On the good days, he’ll be the rambunctious student we know and love, but on bad days, it’s as though he’s a completely different person. You can always tell when something’s up because he’ll come into the classroom, head slumped, and he’ll walk straight to his desk to put his head down, refusing to do any work.
I quickly realized that the way to break him out of this and build rapport with him would be through humor and by proving to him that I was on his side. He needed someone to be consistent and caring. I did this by sitting next to him when he’d get distracted in class so that he wouldn’t bring attention to himself or by gently reminding him to keep comments that would get him in trouble to himself. Soon enough, he became one of my favorite students.
One day, however, when J didn’t show up in class, I learned that he had been arrested and put in the Juvenile Detention Center.
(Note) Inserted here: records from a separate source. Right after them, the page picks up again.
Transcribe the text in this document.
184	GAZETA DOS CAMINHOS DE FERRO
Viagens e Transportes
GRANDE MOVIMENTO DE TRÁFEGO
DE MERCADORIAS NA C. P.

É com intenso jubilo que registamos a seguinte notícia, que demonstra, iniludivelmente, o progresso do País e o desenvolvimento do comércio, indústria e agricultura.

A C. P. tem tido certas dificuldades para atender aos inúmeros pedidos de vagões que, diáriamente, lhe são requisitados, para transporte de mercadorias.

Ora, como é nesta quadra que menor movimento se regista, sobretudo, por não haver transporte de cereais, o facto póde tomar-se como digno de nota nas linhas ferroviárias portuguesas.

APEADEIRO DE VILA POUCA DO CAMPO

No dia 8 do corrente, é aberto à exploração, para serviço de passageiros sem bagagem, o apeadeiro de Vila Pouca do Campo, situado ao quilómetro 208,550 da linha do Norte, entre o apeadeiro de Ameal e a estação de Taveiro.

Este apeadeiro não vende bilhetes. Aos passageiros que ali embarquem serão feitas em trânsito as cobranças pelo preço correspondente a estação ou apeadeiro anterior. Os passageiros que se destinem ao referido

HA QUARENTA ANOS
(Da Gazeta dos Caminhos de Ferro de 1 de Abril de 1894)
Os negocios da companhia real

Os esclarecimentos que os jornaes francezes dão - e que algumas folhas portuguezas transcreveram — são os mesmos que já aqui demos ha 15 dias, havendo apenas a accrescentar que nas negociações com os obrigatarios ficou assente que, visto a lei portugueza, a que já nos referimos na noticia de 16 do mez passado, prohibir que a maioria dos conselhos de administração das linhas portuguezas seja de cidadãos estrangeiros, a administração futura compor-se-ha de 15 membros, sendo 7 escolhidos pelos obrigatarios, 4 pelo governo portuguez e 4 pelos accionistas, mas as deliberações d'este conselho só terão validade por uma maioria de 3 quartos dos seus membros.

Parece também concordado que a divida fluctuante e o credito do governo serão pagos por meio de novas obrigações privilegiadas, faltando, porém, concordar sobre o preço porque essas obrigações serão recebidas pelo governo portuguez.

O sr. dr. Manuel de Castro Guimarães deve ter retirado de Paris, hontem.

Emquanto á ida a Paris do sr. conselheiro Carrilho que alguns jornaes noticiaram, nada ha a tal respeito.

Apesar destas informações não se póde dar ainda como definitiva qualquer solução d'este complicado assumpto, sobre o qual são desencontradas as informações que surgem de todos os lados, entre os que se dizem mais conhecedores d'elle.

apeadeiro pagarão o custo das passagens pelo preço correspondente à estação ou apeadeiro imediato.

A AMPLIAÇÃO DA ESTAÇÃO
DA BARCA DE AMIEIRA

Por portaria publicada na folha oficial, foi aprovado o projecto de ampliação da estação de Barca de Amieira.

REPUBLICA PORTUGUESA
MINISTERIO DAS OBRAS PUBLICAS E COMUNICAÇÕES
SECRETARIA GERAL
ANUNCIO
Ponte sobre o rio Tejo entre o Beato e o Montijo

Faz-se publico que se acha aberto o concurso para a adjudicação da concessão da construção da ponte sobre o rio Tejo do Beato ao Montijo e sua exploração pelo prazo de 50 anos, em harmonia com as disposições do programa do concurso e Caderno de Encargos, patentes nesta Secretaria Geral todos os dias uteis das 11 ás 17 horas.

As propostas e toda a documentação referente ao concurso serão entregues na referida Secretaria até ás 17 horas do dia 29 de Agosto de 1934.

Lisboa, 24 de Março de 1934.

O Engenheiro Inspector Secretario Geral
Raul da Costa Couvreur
Weeks later he returned still a child, but gone was his youthful exuberance. What replaced it was a deep bitterness for authority and a cruel knowledge about the ins and outs of a youth detention center, something no child should know so much about. And because he had been gone for several weeks, his grades had plummeted and so had his determination and attitude toward school. I was happy to have him back, despite the fact that he was either wreaking havoc in the halls, skipping class, or in disciplinary trouble. But what do you do with a child who has experienced the harsh realities of a detention center? I continued to let him know that I was happy he was at school and that I would always be there for him.
It was during his first few weeks back that we really bonded, as he shared with me why he is always so angry. After hearing his story, I had never empathized with a student so much—we had both experienced an unimaginable loss due to gun violence. I felt his anger and pain. That day we both gained a deeper understanding and connection with each other. Since then, J has come to me on several occasions whether it’s him opening up to me about what happened the night he got arrested, coming to find me instead of fighting with another student (because he’s heard me say, “J, people will try to provoke you, and you’re the only one who can control your own behavior. If you feel like you’re going to snap you need to remove yourself from the situation”), or just walking into the City Year office to say hello.
Things have certainly not been easy for J. His grades aren’t great and his relationship with teachers and administration is rocky. But he knows that with me he is able to open up and express himself, even when it seems like no one else is there for him. It fills my heart with joy to know that this boy knows that, as his mentor, I am always his advocate. City Year has provided me the opportunity to cultivate meaningful relationships students outside of the classroom, and I am so grateful to have met students, like J, and help them to develop a strong sense of self and purpose in the world.